Thirty-day marijuana use fell from 22 percent in 2011 to 20 percent in 2013, and lifetime use declined from 39 percent to 37 percent during the same two years, according to the Healthy Kids Colorado Survey released by the Department of Public Health and Environment.
“Regulating marijuana is working in Colorado. The drop in teen use reflects the fact that state and local authorities have far more control over marijuana than ever before,” said Mason Tvert, a proponent of Amendment 64, which legalized recreational marijuana, and spokesman for the Marijuana Policy Project. “Hopefully, elected officials and voters in other states are paying attention.”
Teen use in Colorado dropped nearly 5 points since 2009, when hundreds of medical marijuana stores began opening throughout Colorado. The state began regulating medical marijuana in 2010.
Durango is set to implement retail marijuana this fall.
Dr. Christian Thurstone, a specialist in child and adolescent and addictions psychiatry, will speak Friday at the Community Cannabis Forum in Durango at Miller Middle School. Thurstone is expected to present on the impacts of marijuana on the adolescent brain and discuss the implications of Colorado laws.
The trend in Colorado appears to debunk theories that marijuana legalization and normalization would lead to a spike in teen use, though retail marijuana opened for business in Colorado only in January.
Nationwide, the rate of current teen marijuana use increased from 20.8 percent in 2009 to 23.1 percent in 2011 and 23.4 percent in 2013, according to a report released in June by the U.S. Centers for Disease Control and Prevention. The national rate of lifetime use increased from 36.8 percent in 2009 to 39.9 percent in 2011 and 40.7 percent in 2013.
But in Colorado, where marijuana has seen a popularization and commercialization, teens appear to be moving away from the drug.
“As the culture normalizes cannabis into it, what’s happening is that adults are setting a good example of cannabis use, and kids are finding it kind of boring,” said Shawn Coleman, a Colorado marijuana lobbyist.
But state officials point out that the percentage of students who perceive a moderate or great risk from marijuana use declined from 58 percent in 2011 to 54 percent in 2013. They continue to worry that normalization of marijuana use in Colorado could lead to more young people trying it.
Officials also point out that none of the usage declines represents a “statistically significant” drop since the data is based on a sample with a margin of error.
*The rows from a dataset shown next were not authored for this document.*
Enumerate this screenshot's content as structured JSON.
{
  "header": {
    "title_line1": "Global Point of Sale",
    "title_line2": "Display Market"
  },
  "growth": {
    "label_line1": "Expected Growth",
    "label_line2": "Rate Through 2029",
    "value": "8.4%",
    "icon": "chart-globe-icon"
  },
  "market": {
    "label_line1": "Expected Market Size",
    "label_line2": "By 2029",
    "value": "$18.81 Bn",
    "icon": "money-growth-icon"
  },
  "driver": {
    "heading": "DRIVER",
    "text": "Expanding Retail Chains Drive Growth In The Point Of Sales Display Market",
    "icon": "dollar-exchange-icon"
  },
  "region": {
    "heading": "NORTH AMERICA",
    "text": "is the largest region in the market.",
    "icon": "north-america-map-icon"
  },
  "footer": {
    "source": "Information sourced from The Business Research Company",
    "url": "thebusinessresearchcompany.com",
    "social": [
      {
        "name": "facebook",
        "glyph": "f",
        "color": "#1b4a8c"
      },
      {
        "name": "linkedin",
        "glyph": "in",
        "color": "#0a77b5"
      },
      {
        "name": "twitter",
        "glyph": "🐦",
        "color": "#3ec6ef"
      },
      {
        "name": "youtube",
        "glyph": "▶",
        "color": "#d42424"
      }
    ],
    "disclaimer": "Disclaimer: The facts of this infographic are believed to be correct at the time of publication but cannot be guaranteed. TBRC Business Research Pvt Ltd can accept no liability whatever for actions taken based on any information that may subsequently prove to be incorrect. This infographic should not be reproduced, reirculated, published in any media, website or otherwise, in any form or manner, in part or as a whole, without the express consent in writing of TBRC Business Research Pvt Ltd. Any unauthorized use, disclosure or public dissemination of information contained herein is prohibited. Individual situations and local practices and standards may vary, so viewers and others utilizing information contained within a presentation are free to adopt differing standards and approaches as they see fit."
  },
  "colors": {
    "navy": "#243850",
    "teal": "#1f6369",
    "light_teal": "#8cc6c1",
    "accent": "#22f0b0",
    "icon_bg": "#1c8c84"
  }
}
“If we want Colorado to be the healthiest state in the nation, then we need to make sure our youngest citizens understand the risks of using potentially harmful substances,” said Dr. Larry Wolk, executive director and chief medical officer for the state health department. “Later this month, we’ll launch a youth-prevention campaign that encourages kids not to risk damaging their growing brains by experimenting with marijuana.”
Gov. John Hickenlooper, a Democrat, has been very concerned with the marijuana legalization experiment in Colorado, especially the impact on young minds. A grant in partnership with the city of Denver and the attorney general’s office has funded a campaign in which the symbolism of a rat cage is employed with the message: “Don’t be a lab rat.”
The state also has allocated $16.4 million in marijuana tax cash fund expenditures for education.
“We know what works to protect young people from unhealthy substances,” Wolk said. “As with tobacco, youth education prevention campaigns will help ensure adult legalization of marijuana in Colorado does not impact the health of Colorado kids.”
He said that Colorado must continue to address the potential risks of using marijuana.
“We need to make sure our youngest citizens understand the risks of using potentially harmful substances ... “ Wolk said. “The fewer youth smoking marijuana ... the better.”